Por último, podemos mencionar el fenómeno del regulatory capture, que se refiere al modo en el que los intereses particulares de las empresas más poderosas acaban influyendo y determinando el signo de las políticas, ejerciendo su influencia mediante lobbies y obteniendo favores a cambio -por ejemplo, amnistías fiscales. Bastaría mirar bien cerca en España pensando en las corporaciones eléctricas o en los grandes bancos para comprender lo familiar que ha llegado a ser este fenómeno.

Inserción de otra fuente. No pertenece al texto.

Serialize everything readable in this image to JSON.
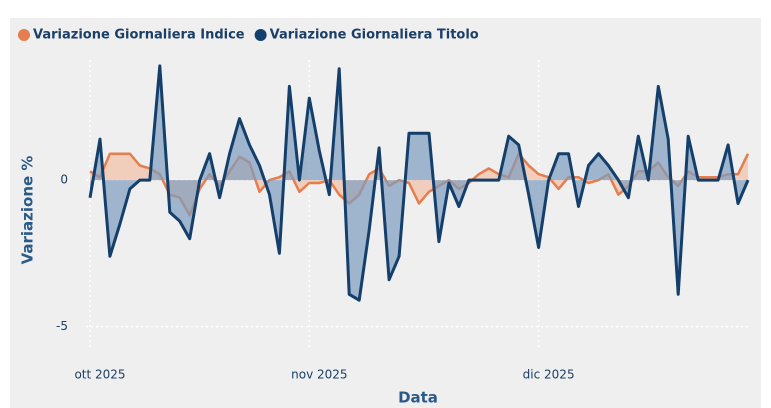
{
  "chart_data": {
    "type": "line",
    "xlabel": "Data",
    "ylabel": "Variazione %",
    "categories": [
      "ott 2025",
      null,
      null,
      null,
      null,
      null,
      null,
      null,
      null,
      null,
      null,
      null,
      null,
      null,
      null,
      null,
      null,
      null,
      null,
      null,
      null,
      null,
      "nov 2025",
      null,
      null,
      null,
      null,
      null,
      null,
      null,
      null,
      null,
      null,
      null,
      null,
      null,
      null,
      null,
      null,
      null,
      null,
      null,
      null,
      null,
      null,
      "dic 2025",
      null,
      null,
      null,
      null,
      null,
      null,
      null,
      null,
      null,
      null,
      null,
      null,
      null,
      null,
      null,
      null,
      null,
      null,
      null,
      null,
      null
    ],
    "series": [
      {
        "name": "Variazione Giornaliera Indice",
        "color": "#e57e4e",
        "fill": "#f2c2ab",
        "values": [
          0.3,
          0.1,
          0.9,
          0.9,
          0.9,
          0.5,
          0.4,
          0.2,
          -0.5,
          -0.6,
          -1.2,
          -0.3,
          0.2,
          -0.2,
          0.3,
          0.8,
          0.6,
          -0.4,
          0,
          0.1,
          0.3,
          -0.4,
          -0.1,
          -0.1,
          0,
          -0.5,
          -0.8,
          -0.5,
          0.2,
          0.4,
          -0.2,
          0,
          -0.1,
          -0.8,
          -0.4,
          -0.2,
          0,
          -0.3,
          -0.1,
          0.2,
          0.4,
          0.2,
          0.1,
          0.9,
          0.5,
          0.2,
          0.1,
          -0.3,
          0.1,
          0.1,
          -0.1,
          0,
          0.2,
          -0.5,
          -0.2,
          0.3,
          0.3,
          0.6,
          0.1,
          -0.2,
          0.3,
          0.1,
          0.1,
          0.1,
          0.2,
          0.2,
          0.9
        ]
      },
      {
        "name": "Variazione Giornaliera Titolo",
        "color": "#143f6b",
        "fill": "#7e9dbf",
        "values": [
          -0.6,
          1.4,
          -2.6,
          -1.5,
          -0.3,
          0,
          0,
          3.9,
          -1.1,
          -1.4,
          -2.0,
          0,
          0.9,
          -0.6,
          0.9,
          2.1,
          1.2,
          0.5,
          -0.5,
          -2.5,
          3.2,
          0,
          2.8,
          1.0,
          -0.5,
          3.8,
          -3.9,
          -4.1,
          -1.7,
          1.1,
          -3.4,
          -2.6,
          1.6,
          1.6,
          1.6,
          -2.1,
          -0.1,
          -0.9,
          0,
          0,
          0,
          0,
          1.5,
          1.2,
          -0.5,
          -2.3,
          0,
          0.9,
          0.9,
          -0.9,
          0.5,
          0.9,
          0.5,
          0,
          -0.6,
          1.5,
          0,
          3.2,
          1.4,
          -3.9,
          1.5,
          0,
          0,
          0,
          1.2,
          -0.8,
          0
        ]
      }
    ],
    "ylim": [
      -5.8,
      4.1
    ],
    "yticks": [
      -5,
      0
    ],
    "grid": true
  }
}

Ante esta situación, el ámbito académico, quienes trabajamos en universidades y centros de investigación, tenemos una ineludible responsabilidad social en el objetivo de luchar contra la pobreza, dando a conocer los mecanismos que la perpetúan, trabajando para diseñar instituciones globales que favorezcan la justicia, transformando las ideas en acciones. Este es el propósito de ASAP (Academics Stand Against Poverty): http://academicsstand.org/
Entre los proyectos actuales de ASAP destaca el dedicado a la agenda post-ODM (Objetivos de Desarrollo del Milenio). Eran objetivos para el año próximo, el 2015, y por tanto es necesario establecer sus sucesores. ¿A qué objetivos se debe comprometer el mundo para los quince años posteriores a 2015? Otro proyecto se centra en los flujos financieros ilícitos, analizando los grandes trasvases de pagos que fluyen de los países pobres, sobre todo hacia paraísos fiscales o jurisdicciones secretas. ASAP trabaja también en un proyecto centrado en la salud, el Health Impact Fund (Fondo de Impacto sobre la Salud), diseñado para evitar el que no existan remedios asequibles para la parte más pobre de la humanidad, a causa del interés económico y el sistema de patentes actual. Cuando las compañías farmacéuticas tienen un nuevo medicamento bajo patente, suelen aumentar sus precios 50, 60, 80, e incluso 100 veces por encima de los costes de producción con el fin de recuperar sus gastos de investigación y desarrollo y producir beneficios enormes. ASAP propone que esas compañías deben tener la oportunidad de vender tales medicamentos a un precio de coste y ser recompensadas por su invención a través de pagos basados en el impacto de ese medicamento en la salud. En virtud de este mecanismo de recompensa alternativo, cuanto más impacto tenga una medicina en la salud (cuanto más útil sea para el mundo), más dinero recibe la empresa innovadora.
Hay caminos realizables para erradicar la pobreza y la comunidad académica ha de estar comprometida en favorecerlos, plantearlos y defenderlos. Es un compromiso ineludible. Porque donde hay justicia, no hay pobreza (Confucio).